The following article appeared in the May-June 2013 issue of NewsNotes.
The following article was written by Jenn Svetlik, who worked for several months with the Maryknoll Office for Global Concerns; Marianne Comfort with the Sisters of Mercy; and Eli McCarthy with the Conference of Major Superiors of Men. A very similar version was published on the Faith-Economy-Ecology-Transformation blog in early April.
We’re told that these are lean times. The United States no longer can afford to guarantee a secure retirement for elderly people, safety-net supports for low-income citizens nor assistance to impoverished nations, the message goes.
But as people of faith, we believe in a God of abundance.
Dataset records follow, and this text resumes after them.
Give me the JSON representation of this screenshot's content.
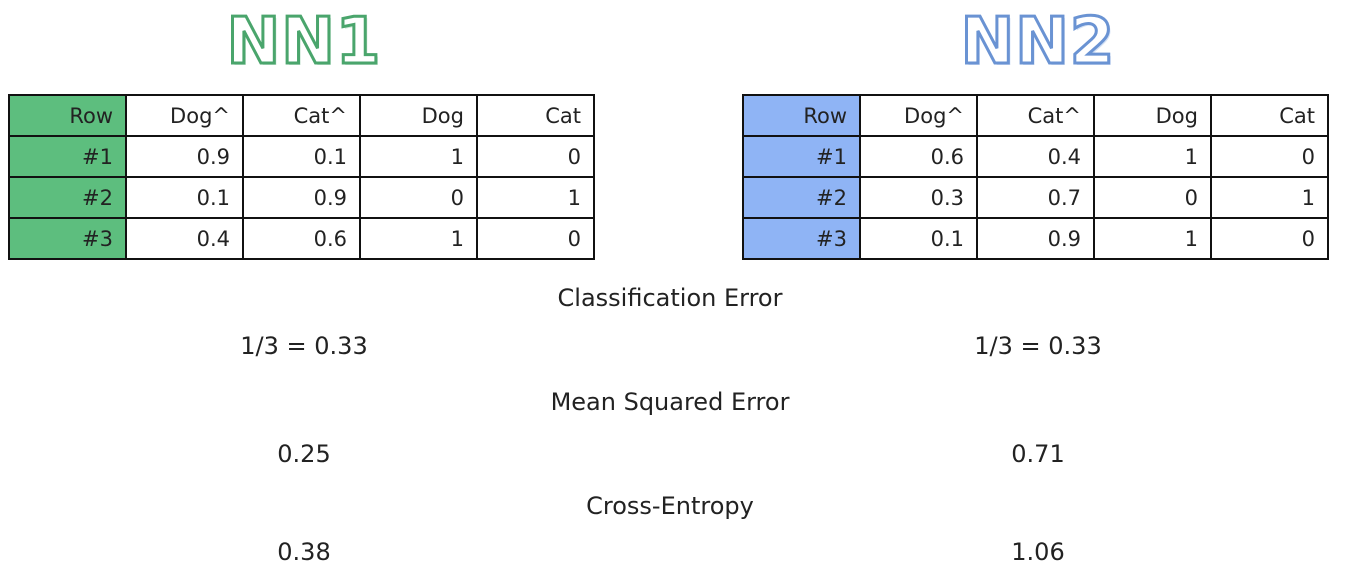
{
  "nn1": {
    "title": "NN1",
    "accent": "#5dbe7e",
    "headers": [
      "Row",
      "Dog^",
      "Cat^",
      "Dog",
      "Cat"
    ],
    "rows": [
      [
        "#1",
        "0.9",
        "0.1",
        "1",
        "0"
      ],
      [
        "#2",
        "0.1",
        "0.9",
        "0",
        "1"
      ],
      [
        "#3",
        "0.4",
        "0.6",
        "1",
        "0"
      ]
    ]
  },
  "nn2": {
    "title": "NN2",
    "accent": "#8fb4f5",
    "headers": [
      "Row",
      "Dog^",
      "Cat^",
      "Dog",
      "Cat"
    ],
    "rows": [
      [
        "#1",
        "0.6",
        "0.4",
        "1",
        "0"
      ],
      [
        "#2",
        "0.3",
        "0.7",
        "0",
        "1"
      ],
      [
        "#3",
        "0.1",
        "0.9",
        "1",
        "0"
      ]
    ]
  },
  "metrics": [
    {
      "title": "Classification Error",
      "nn1": "1/3 = 0.33",
      "nn2": "1/3 = 0.33"
    },
    {
      "title": "Mean Squared Error",
      "nn1": "0.25",
      "nn2": "0.71"
    },
    {
      "title": "Cross-Entropy",
      "nn1": "0.38",
      "nn2": "1.06"
    }
  ]
}
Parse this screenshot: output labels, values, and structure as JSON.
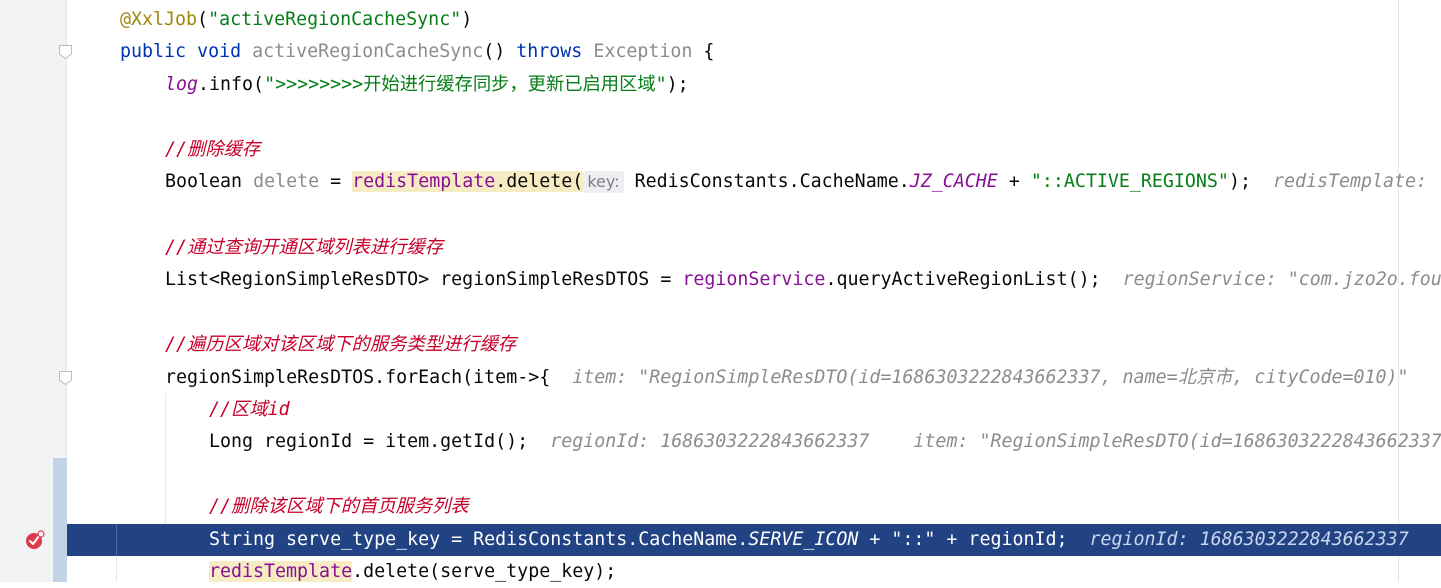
{
  "lines": {
    "l1": {
      "annotation": "@XxlJob",
      "open": "(",
      "arg": "\"activeRegionCacheSync\"",
      "close": ")"
    },
    "l2": {
      "kw1": "public",
      "kw2": "void",
      "name": "activeRegionCacheSync",
      "paren": "()",
      "kw3": "throws",
      "exc": "Exception",
      "brace": "{"
    },
    "l3": {
      "obj": "log",
      "call": ".info(",
      "str": "\">>>>>>>>开始进行缓存同步，更新已启用区域\"",
      "end": ");"
    },
    "l5": {
      "comment": "//删除缓存"
    },
    "l6": {
      "type": "Boolean",
      "var": "delete",
      "eq": "=",
      "field": "redisTemplate",
      "call": ".delete(",
      "hint": "key:",
      "cls": "RedisConstants.CacheName.",
      "const": "JZ_CACHE",
      "plus": "+",
      "str": "\"::ACTIVE_REGIONS\"",
      "end": ");",
      "inline": "redisTemplate:"
    },
    "l8": {
      "comment": "//通过查询开通区域列表进行缓存"
    },
    "l9": {
      "type": "List<RegionSimpleResDTO>",
      "var": "regionSimpleResDTOS",
      "eq": "=",
      "field": "regionService",
      "call": ".queryActiveRegionList();",
      "inline": "regionService: \"com.jzo2o.fou"
    },
    "l11": {
      "comment": "//遍历区域对该区域下的服务类型进行缓存"
    },
    "l12": {
      "code": "regionSimpleResDTOS.forEach(item->{",
      "inline": "item: \"RegionSimpleResDTO(id=1686303222843662337, name=北京市, cityCode=010)\""
    },
    "l13": {
      "comment": "//区域id"
    },
    "l14": {
      "code": "Long regionId = item.getId();",
      "inline1": "regionId: 1686303222843662337",
      "inline2": "item: \"RegionSimpleResDTO(id=1686303222843662337"
    },
    "l16": {
      "comment": "//删除该区域下的首页服务列表"
    },
    "l17": {
      "code1": "String serve_type_key = RedisConstants.CacheName.",
      "const": "SERVE_ICON",
      "code2": " + \"::\" + regionId;",
      "inline": "regionId: 1686303222843662337"
    },
    "l18": {
      "field": "redisTemplate",
      "call": ".delete(serve_type_key);"
    }
  }
}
And as we look around, we see incredible riches in our midst.
Consider the concentration of wealth on Wall Street, even following the Great Recession: In 2010, the assets of the six largest U.S. banks equaled 62 percent of U.S. gross domestic product – up from 18 percent in 1995, according to members of the Senate Banking Committee.
What if the United States implemented a tiny tax on the most risky, high-volume transactions in this financial sector?
This type of tax has been recommended by the Vatican’s Pontifical Council for Justice and Peace, which has called on governments "to consider…taxation measures on financial transactions through fair but modulated rates with charges proportionate to the complexity of the operations, especially those made on the ‘secondary’ market."
Pope Benedict XVI also prophetically taught in his encyclical Caritas in Veritate that "economic growth has been and continues to be weighed down by malfunctions and dramatic problems. The technical forces in play…the damaging effects on the real economy of badly managed and largely speculative financial dealing…leads us today to reflect on the measures that would be necessary to provide a solution."
Such a solution is being proposed in the form of a financial transaction tax (FTT) of less than 0.5 percent on the buying and selling of stocks, bonds, derivatives, futures, options and currencies. Some economists estimate it could generate hundreds of billions of dollars each year. (See Why a financial transaction tax is a good idea today, September-October 2012 NewsNotes.)
On April 17, Rep. Keith Ellison (D-MN) reintroduced a bill which is being called a tax for the people, rather than on the people. The bill would create tax on transactions over $300,000, ensuring that low- and middle-income households would not be impacted. Those who would be affected are a new type of investor called high frequency traders. These traders use complex computer programs to buy and sell thousands or even millions of times every second.
The FTT would not only raise lots of money. It also could slow down such high-volume trading, which has had destabilizing effects that played a role in the recent recession and foreclosure crises, and subsequent unemployment rates and government bailout money. Around the world, this type of trading has played a role in food price spikes, resulting in starvation and conflict.
Dozens of faith groups have signed onto a coalition promoting the FTT called the Robin Hood Campaign. For Catholics, the campaign’s name evokes not theft from individuals but a conviction to uphold the priority for people who are poor and marginalized by addressing a core set of habits contributing to the increasing inequity between the rich and poor.
Under the recent sequestration, 700,000 women and children in the United States will lose food assistance, and unemployment benefits have been cut nearly 10 percent. The burden of our nation’s financial problems should not be placed on the most vulnerable through cuts to vital safety net programs. The FTT could help alleviate the financial burden of global crises and contribute to a healthy future for humanity and the planet.